Miguel de Cervantes de Saavedra
For the people of the late sixteenth century, however, it was the key event in history.  It broke the back of the Ottoman Empire.  As a result, the Ottoman Empire began its long decline until dissolving in the chaos of World War I with the Arab Revolt.  As Miguel de Cervantes said of his participation in the battle when someone mocked him as a cripple,

He charges me with being old and one-handed, as if it had been in my power to keep time from passing over me, or as if the loss of my hand had been brought about in some tavern, and not on the greatest occasion the past or present has ever seen, or the future can hope to see. If my wounds have no beauty in the eye of the beholder, they are, at least, honorable in the estimation of those who know where they were received; for the soldier shows to greater advantage dead in battle than alive in flight.”

This all sounds like pretty old stuff, but it has relevance today.  ISIS and the Ottomans bear a close resemblance to one another.

Sultan Selim the Drunk
No, ISIS doesn’t represent orthodox Islam any more than the Ottoman version of Islam did.  For example, the immediate cause of the Battle of Lepanto was Sultan Selim the Drunk’s desire to capture Cyprus so that he could have a monopoly on the supply of his favorite wine.

Orthodox Muslims rejected as a little self-interested the rather specious fatwas issued by the Imams at the behest of Selim declaring Islamic ownership of Cyprus.  They also rejected the Ottoman claim to be the carriers of true Islam.  That is one reason why it was so easy for Napoleon to manipulate the Ottomans in his fight against the British, and for the British to use Arab nationalism to defeat the Ottomans who were allied with the Germans and Austrians a century later.

Selim’s escapade in Cyprus was, however, only one incident in a long series of events leading up to Lepanto.  The sieges of Nicosia and Famagusta were so vicious and brutal (the defenders were promised immunity when they surrendered, but were instead tortured to death after degrading and disgusting humiliations were heaped on them) that they swung Venice, uneasy trading partners of the Ottomans, toward an alliance with the other European powers.  It even united Catholics, Protestants, Jews, and non-Ottoman Muslims in a crusade against the Turks.

The Siege of Szigetvár
The Ottoman conquest of Cyprus was the trigger of Lepanto, not the cause.  The 1565 Siege of Malta and the 1566 Siege of Szigetvár (“the Hungarian Alamo”) were a continuation of Sultan Suleiman the Magnificent’s lifelong efforts to extend Ottoman hegemony into Europe after his failure to take Vienna, the Hapsburg capital considered the heart of Europe, in 1529.  Defenders at Malta and Szigetvár included both Jews and Muslims resisting the Ottoman version of Islam.

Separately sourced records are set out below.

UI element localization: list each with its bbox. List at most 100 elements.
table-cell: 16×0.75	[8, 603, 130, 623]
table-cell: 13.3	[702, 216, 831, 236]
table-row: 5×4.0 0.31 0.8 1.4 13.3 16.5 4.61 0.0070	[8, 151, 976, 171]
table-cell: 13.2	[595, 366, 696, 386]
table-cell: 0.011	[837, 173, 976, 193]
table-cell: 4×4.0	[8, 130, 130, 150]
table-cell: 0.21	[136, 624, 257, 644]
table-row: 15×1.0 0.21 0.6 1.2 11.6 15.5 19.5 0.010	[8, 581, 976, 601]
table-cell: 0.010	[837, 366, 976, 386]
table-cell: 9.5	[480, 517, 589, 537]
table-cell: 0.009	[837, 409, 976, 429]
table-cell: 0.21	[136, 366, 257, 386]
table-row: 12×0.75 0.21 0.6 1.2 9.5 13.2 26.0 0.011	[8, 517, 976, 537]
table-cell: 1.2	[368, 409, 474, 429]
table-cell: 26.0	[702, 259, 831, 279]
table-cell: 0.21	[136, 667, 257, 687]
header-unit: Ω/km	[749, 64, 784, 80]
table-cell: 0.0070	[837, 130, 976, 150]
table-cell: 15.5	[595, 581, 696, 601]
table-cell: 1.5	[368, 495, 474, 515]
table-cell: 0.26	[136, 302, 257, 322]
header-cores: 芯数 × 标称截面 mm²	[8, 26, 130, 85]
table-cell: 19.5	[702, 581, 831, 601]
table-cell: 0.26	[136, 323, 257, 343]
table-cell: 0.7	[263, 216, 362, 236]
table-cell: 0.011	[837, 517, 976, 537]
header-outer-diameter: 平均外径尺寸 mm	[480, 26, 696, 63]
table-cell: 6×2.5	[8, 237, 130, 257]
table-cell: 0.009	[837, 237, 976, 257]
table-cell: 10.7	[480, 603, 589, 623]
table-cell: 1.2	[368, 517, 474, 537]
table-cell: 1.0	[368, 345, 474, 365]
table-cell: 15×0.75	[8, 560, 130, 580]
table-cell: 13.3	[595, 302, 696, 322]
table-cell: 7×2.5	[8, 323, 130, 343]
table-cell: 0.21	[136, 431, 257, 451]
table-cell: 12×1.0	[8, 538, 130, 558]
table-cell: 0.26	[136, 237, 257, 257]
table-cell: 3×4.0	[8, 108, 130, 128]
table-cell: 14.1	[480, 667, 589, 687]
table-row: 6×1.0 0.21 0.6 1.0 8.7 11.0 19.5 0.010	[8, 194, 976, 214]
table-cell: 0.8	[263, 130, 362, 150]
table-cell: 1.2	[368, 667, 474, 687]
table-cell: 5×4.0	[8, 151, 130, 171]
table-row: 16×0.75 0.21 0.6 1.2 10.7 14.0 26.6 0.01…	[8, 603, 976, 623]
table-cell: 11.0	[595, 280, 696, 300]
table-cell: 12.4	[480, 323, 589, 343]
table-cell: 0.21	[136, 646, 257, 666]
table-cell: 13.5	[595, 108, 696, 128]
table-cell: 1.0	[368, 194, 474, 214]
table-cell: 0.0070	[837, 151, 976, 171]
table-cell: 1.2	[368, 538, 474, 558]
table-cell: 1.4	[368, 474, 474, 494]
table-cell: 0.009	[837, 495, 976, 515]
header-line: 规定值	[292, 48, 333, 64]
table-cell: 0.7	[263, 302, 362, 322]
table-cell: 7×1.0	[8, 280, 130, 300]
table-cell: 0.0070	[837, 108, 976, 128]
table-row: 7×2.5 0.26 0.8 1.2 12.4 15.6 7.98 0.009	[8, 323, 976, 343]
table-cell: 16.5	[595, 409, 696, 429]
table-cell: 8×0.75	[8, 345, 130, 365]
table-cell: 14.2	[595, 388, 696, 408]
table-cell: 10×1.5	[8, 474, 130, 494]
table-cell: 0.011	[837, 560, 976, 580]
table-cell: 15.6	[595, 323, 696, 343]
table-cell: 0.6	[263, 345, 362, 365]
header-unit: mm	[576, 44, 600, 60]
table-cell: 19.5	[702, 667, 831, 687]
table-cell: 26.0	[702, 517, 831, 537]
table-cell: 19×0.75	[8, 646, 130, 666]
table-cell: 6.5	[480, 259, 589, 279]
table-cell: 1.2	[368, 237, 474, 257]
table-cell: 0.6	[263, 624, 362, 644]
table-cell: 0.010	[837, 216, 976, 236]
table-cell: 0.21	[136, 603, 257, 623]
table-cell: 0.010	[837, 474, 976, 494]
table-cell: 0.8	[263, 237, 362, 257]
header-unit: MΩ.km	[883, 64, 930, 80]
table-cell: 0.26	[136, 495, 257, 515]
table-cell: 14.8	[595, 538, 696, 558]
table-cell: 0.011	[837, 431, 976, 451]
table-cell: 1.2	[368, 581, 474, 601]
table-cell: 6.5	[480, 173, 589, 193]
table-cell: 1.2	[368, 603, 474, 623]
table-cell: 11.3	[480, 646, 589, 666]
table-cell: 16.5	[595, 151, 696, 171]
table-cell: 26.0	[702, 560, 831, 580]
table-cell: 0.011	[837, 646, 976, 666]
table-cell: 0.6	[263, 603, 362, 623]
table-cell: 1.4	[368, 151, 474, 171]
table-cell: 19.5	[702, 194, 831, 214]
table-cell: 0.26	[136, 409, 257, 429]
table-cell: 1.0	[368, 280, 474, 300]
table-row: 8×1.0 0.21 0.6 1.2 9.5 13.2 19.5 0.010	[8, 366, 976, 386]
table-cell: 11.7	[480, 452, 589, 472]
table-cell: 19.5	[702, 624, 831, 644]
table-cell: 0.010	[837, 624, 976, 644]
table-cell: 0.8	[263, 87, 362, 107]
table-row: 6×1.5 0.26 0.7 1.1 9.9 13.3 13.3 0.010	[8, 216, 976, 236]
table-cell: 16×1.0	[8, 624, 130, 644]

At the heart of Ottoman expansionism was the fixed belief that the empire could only survive if it continued to grow, and “growth” was defined as conquest for land, slaves, and gold.  The rapid growth of the Ottoman Empire as the principal Islamic power stopped virtually all technological advance and original thought in the countries they controlled and influenced — which meant pretty much all of Islam until 1918.  To most people, Christian, Jew, or Muslim, the Ottoman Empire was Islam.

The Battle of Lepanto
Unfortunately, the idea that economic growth could be achieved by other means, such as the trade and technological advancement that had often characterized Islam before the rise of the Ottomans, was alien to the Ottomans.  It was conquest or nothing.

Thus, at a time when Europe was beginning to develop the advanced financial and banking systems that financed growth and innovation, the Islamic world under the sway of the Ottomans began rapidly regressing.  Where the problem in Christian and Jewish Europe was that relatively few people were able to participate in economic growth, the problem in the Islamic world was that — compared to the explosive growth in Europe — the economic tide was receding instead of advancing.  A tide can lower as well as raise all boats.

Paradoxically, the solution in both cases is the same: expanded capital ownership financed with future increases in production instead of past reductions in consumption.  This is found in the Just Third Way, particularly the Capital Homesteading proposal.